After power on the printer controller is reading page-counter values
from all toner-IC.
After printing page the printer controller write new page-counter values
in each toner-IC. AFTER EACH page!!!
The toner chip is an kind of crypto. The voltage is 3,3V. The reading
and wrinting need about 5 sec. I catched the signal diagramm but need
more time for understanding.
Doesn't look like I²C to me as its missing a clock signal when asserting
data. It looks rather as if one signal reflects most of the other signal
while asserting only a few bits on its own.
My idea would be to first check the direction of the signals and then
obtain a 'diff' of them to see the differences (subtracting one channel
from the other could work).

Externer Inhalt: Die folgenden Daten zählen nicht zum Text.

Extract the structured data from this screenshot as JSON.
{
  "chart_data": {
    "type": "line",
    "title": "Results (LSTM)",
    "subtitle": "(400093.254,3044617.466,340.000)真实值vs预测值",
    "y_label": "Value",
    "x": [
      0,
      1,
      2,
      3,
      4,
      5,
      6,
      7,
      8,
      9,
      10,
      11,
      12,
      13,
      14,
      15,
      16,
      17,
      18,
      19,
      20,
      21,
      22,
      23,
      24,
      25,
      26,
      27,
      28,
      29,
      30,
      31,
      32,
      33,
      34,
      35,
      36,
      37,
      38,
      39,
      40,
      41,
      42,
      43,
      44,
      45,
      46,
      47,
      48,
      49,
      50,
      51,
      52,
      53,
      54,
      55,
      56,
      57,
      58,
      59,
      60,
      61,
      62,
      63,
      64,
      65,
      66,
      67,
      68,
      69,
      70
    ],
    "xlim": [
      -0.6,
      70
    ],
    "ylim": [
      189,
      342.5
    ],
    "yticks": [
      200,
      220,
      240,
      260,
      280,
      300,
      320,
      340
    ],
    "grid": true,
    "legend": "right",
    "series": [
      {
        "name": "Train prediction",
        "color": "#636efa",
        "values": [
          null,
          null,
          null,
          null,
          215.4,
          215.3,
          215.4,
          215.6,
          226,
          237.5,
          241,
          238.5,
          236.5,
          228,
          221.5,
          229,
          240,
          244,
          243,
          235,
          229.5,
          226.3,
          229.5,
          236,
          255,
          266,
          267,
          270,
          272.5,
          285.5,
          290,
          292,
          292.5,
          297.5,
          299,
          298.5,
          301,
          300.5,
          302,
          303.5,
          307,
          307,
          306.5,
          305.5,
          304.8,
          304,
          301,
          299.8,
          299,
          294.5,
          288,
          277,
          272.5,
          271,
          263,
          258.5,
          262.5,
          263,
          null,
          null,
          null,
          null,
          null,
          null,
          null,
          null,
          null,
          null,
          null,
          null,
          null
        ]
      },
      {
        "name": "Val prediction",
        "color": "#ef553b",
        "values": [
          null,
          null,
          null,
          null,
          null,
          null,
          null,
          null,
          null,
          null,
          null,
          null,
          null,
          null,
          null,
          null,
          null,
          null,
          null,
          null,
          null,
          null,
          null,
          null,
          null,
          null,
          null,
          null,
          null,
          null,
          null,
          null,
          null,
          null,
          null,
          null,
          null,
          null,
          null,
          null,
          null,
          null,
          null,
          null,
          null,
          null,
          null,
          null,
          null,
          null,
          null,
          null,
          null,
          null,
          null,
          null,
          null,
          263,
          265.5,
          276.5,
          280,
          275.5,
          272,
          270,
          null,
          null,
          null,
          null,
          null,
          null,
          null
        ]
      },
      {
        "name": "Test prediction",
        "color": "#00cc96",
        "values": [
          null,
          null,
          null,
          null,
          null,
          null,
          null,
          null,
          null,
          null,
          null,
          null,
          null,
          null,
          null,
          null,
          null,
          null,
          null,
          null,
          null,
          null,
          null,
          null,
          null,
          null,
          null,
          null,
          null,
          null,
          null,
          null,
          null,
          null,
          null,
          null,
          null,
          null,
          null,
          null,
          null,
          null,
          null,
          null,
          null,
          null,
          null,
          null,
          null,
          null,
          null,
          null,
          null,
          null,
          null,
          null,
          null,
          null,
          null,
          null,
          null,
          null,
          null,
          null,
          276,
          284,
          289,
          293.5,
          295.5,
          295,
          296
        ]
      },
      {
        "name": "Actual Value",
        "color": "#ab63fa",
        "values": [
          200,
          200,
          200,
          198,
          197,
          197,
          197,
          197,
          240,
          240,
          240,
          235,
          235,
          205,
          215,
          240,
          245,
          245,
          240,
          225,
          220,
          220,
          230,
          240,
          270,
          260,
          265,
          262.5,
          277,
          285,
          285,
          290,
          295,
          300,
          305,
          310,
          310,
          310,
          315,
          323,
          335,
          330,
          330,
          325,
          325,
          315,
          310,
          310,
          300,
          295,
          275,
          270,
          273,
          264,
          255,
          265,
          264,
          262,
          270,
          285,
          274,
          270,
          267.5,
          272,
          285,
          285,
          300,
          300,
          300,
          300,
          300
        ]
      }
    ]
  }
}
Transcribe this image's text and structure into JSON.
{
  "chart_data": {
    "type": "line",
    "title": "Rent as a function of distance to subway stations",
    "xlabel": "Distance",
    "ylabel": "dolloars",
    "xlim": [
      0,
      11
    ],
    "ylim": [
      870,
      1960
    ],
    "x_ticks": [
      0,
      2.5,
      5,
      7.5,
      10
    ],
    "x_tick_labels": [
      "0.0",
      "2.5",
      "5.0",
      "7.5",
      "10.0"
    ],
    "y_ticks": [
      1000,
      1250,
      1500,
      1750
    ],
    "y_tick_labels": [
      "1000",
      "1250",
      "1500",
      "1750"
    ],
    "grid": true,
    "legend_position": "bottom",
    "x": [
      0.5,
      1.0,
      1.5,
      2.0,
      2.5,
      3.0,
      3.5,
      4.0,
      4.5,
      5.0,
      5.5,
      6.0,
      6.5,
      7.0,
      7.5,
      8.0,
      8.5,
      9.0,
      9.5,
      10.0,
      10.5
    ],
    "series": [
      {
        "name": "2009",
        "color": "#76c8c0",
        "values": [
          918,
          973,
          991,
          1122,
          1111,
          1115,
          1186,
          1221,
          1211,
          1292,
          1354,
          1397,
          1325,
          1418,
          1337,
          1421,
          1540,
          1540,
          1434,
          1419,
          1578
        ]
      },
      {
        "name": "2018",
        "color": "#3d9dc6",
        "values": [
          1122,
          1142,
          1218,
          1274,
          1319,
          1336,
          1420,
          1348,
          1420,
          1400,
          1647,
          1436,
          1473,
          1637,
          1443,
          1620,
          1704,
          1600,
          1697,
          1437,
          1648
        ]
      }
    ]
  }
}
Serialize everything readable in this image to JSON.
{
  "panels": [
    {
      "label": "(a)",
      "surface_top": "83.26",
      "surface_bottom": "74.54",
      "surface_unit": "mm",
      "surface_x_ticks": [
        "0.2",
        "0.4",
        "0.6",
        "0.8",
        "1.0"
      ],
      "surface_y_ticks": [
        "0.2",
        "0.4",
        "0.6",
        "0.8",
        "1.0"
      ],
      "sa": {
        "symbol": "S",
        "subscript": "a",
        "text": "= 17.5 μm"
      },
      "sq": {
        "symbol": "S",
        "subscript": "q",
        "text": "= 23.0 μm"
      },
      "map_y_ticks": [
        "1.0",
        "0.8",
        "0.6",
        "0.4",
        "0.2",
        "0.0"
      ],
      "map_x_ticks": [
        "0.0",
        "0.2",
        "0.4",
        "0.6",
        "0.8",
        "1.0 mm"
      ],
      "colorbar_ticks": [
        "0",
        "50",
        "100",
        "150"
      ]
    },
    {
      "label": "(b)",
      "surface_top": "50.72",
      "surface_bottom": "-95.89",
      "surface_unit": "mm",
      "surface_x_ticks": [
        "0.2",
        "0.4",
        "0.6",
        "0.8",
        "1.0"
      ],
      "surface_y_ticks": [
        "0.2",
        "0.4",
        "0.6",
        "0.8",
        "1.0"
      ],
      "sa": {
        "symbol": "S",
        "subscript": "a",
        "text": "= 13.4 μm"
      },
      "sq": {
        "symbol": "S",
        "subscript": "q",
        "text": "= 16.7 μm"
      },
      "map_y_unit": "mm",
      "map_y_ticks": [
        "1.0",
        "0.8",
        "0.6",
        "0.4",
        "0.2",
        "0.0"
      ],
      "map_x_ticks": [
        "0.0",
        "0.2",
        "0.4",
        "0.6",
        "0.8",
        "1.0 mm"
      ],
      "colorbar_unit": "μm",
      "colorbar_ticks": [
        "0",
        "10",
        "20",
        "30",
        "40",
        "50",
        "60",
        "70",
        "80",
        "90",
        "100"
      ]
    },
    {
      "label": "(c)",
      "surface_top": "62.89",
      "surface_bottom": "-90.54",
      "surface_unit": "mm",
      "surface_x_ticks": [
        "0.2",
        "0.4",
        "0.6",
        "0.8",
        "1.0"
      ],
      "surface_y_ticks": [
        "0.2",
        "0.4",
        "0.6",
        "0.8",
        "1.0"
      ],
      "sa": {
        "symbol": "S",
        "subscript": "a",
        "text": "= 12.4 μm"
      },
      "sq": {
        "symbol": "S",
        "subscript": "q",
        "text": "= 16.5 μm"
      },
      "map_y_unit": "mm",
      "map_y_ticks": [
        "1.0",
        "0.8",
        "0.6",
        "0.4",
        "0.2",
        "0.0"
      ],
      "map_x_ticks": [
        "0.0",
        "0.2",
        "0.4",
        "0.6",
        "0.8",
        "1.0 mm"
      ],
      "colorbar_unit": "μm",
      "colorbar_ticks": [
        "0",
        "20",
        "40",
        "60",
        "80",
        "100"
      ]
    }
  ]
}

My guess is that one is an input and the
other is an output. There is a kind of 'preamble' in the yellow trace
consisting of a longer 'high' and a short low which repeats in the next
data frame.
As there are chips on the market which mimic the original behaviour,
there are possibly sources of knowledge.
No Samsung here, only an old HP Laser without chips in the cartridge so
i'm not much of a help.
The clock pulse might be shorter than what your oscilloscope was able to
capture. Most signals appear as spikes which is a clear indicator that
your measurement is useless. Digital signals do not look like that.